Prime Minister Benjamin Netanyahu doubles as Israel's communications minister, putting him in an interesting position after this week's media scandal.

If you want to be a print journalist in Israel, you really don't have a lot of places to go. And that is a sad thing.

Anat Balint, writer, Seventh Eye

Leaked audio tapes - recorded from meetings in 2014 - have allegedly revealed how Netanyahu tried to negotiate a deal with Arnon Mozes, the owner of the Yedioth Ahronoth newspaper, and a man Netanyahu has repeatedly called his media nemesis.

The extra twist in the tale is that Netanyahu was seemingly willing to sell out Israel Hayom, the newspaper that has been most favourable towards him.

On the tape, Netanyahu suggests that if Mozes and his paper cover him more favourably, his government could find ways of limiting Israel Hayom's distribution - which would be good for Mozes' paper.  

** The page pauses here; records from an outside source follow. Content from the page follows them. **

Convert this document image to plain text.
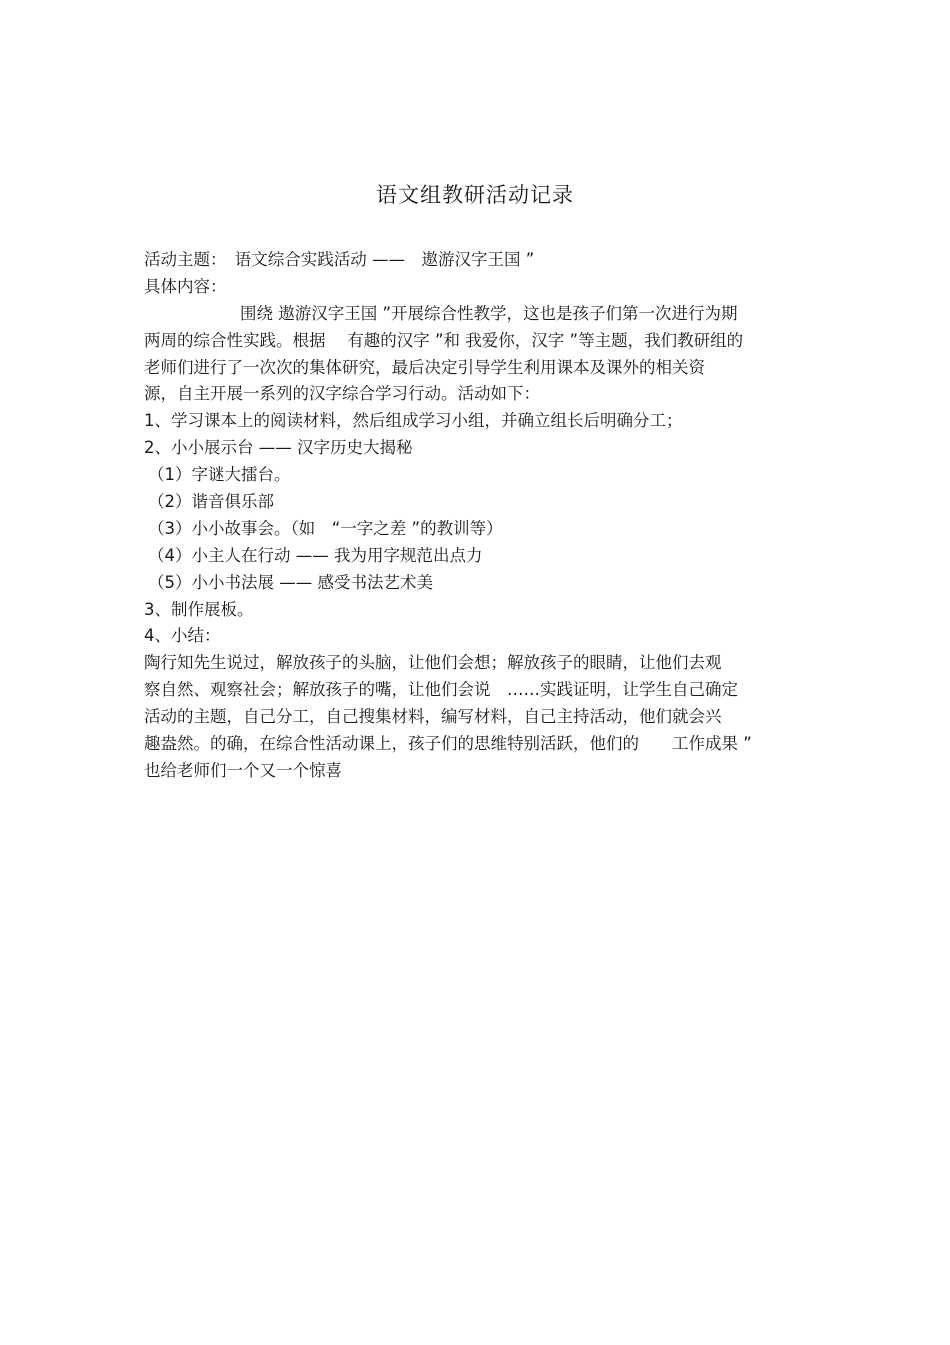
语文组教研活动记录
活动主题：　语文综合实践活动 ——　遨游汉字王国 ”
具体内容：
围绕 遨游汉字王国 ”开展综合性教学，这也是孩子们第一次进行为期
两周的综合性实践。根据　 有趣的汉字 ”和 我爱你，汉字 ”等主题，我们教研组的
老师们进行了一次次的集体研究，最后决定引导学生利用课本及课外的相关资
源，自主开展一系列的汉字综合学习行动。活动如下：
1、学习课本上的阅读材料，然后组成学习小组，并确立组长后明确分工；
2、小小展示台 —— 汉字历史大揭秘
（1）字谜大擂台。
（2）谐音俱乐部
（3）小小故事会。（如　“一字之差 ”的教训等）
（4）小主人在行动 —— 我为用字规范出点力
（5）小小书法展 —— 感受书法艺术美
3、制作展板。
4、小结：
陶行知先生说过，解放孩子的头脑，让他们会想；解放孩子的眼睛，让他们去观
察自然、观察社会；解放孩子的嘴，让他们会说　……实践证明，让学生自己确定
活动的主题，自己分工，自己搜集材料，编写材料，自己主持活动，他们就会兴
趣盎然。的确，在综合性活动课上，孩子们的思维特别活跃，他们的　　工作成果 ”
也给老师们一个又一个惊喜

Netanyahu's fraught relationship with the media in Israel is not a new story, however.

Throughout his three decades in Israeli politics, Netanyahu's controversial "victim" role in his dealings with the media has always rubbed journalists the wrong way. 

"Netanyahu is obsessed over media for many years. And he has a very strong perception on how media should look like. Because of that, he took the position of minister of communication. Because of that, he forced all his coalition partners that only what he decides will happen in the in the field of media. And he's really obsessed and determined to implement these changes in media in Israel, in order that he will have a larger share of voice and much less strong and independent journalism," says Rottem Danon, editor-in-chief of Liberal magazine.

Israel Hayom, owned by American casino billionaire Sheldon Adelson, is a relentlessly pro-Netanyahu publication. When a new piece of legislation came before the Knesset aiming to outlaw money-losing newspapers with political agendas - like Israel Hayom - as threats to Israel's democracy, Netanyahu called a snap election that ensured the legislation wasn't passed. 

"For Netanyahu, it was a threat for his political life. Just don't touch Israel Hayom. That's basically Netanyahu's logic," says Anat Balint, writer for Seventh Eye, an independent investigative Israeli magazine. 

So what do the leaked tape and the contradiction of Netanyahu's vision and actions mean for the state of Israel's media?  

Talking us through the story: Anat Balint, writer, Seventh Eye; Rafi Mann, associate professor, School of Communication, Ariel University; Anshel Pfeffer, writer, Haaretz; Rottem Danon, editor-in-chief, Liberal.